Cuando las buenas historias son, también, buena publicidad

Los ofendiditos y el carrusel de Don Draper
José E. Cabrero
JOSÉ E. CABREROGranada

Recuerdo la escena como si hubiera esta allí. Don Draper recibe a sus clientes y, sin perder ni un segundo, les explica el lazo emocional que nos une con la tecnología. Antes siquiera de hablar de la máquina de diapositivas, el producto para el que tenía que crear una campaña de publicidad, les cuenta su idilio con su primera máquina de escribir, la que usaba cuando empezó a trabajar como redactor. Una vez enganchados a la historia, Don apaga las luces y pone un carrusel de diapositivas de su propia vida mientras pronuncia las palabras justas y los silencios exactos. El anuncio era perfecto para sus clientes y para nosotros. Lo es.
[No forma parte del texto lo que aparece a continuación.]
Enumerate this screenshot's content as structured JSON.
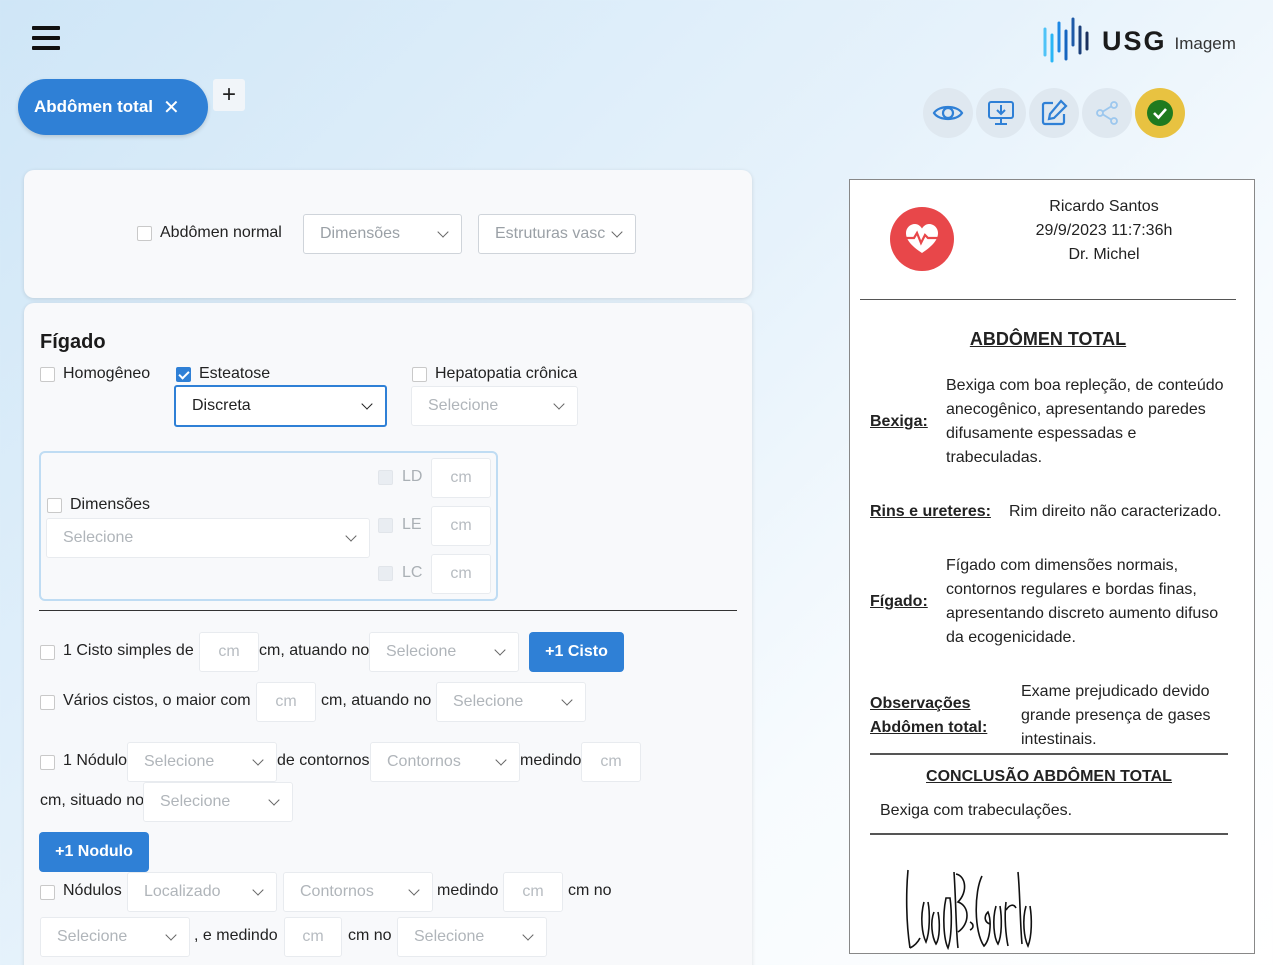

Sigo echando de menos Mad Men. Esa serie en la que «no pasaba nada», que decían los más críticos, dejó una huella imborrable; como la buena publicidad. Esta Navidad tenemos tres anuncios en televisión que me parecen un magnífico ejercicio de narrativa audiovisual: el de la Lotería, genial guiño a 'Atrapado en el tiempo'; el de Ruavieja, inesperado canto a los brindis en persona; y, mi favorito, 'La tienda LOL' de Campofrío.

La tropa de artistas y hologramas que se pasean por la tienda de los chistes de España es un completo acierto, un dardo en la diana, una entrañable crítica a esa sociedad que entre todos estamos construyendo. La sociedad de los ofendiditos. Un mundo en el que todo tiene una contra, todo tiene un 'pero', todo es susceptible de la crítica, del odio, de la envidia y de la mala baba. Un tiempo en el que un chiste nos divide en bandos. ¿Podríamos ser más ridículos?

Pues sí. Ha faltado tiempo para que broten tuits y posts y artículos y vídeos y podcasts repletos de críticas al anuncio porque no habla de tal o cual persona. Gente que hace mucho ruido, que se suele esconder tras nombres falsos y que debe tener una liga en algún lugar de la deep web en la que suman puntos por ir siempre a la contra de lo que sea.

En fin. Qué gusto ver publicidad tan bien hecha en nuestras pantallas. Eso es lo que quedará.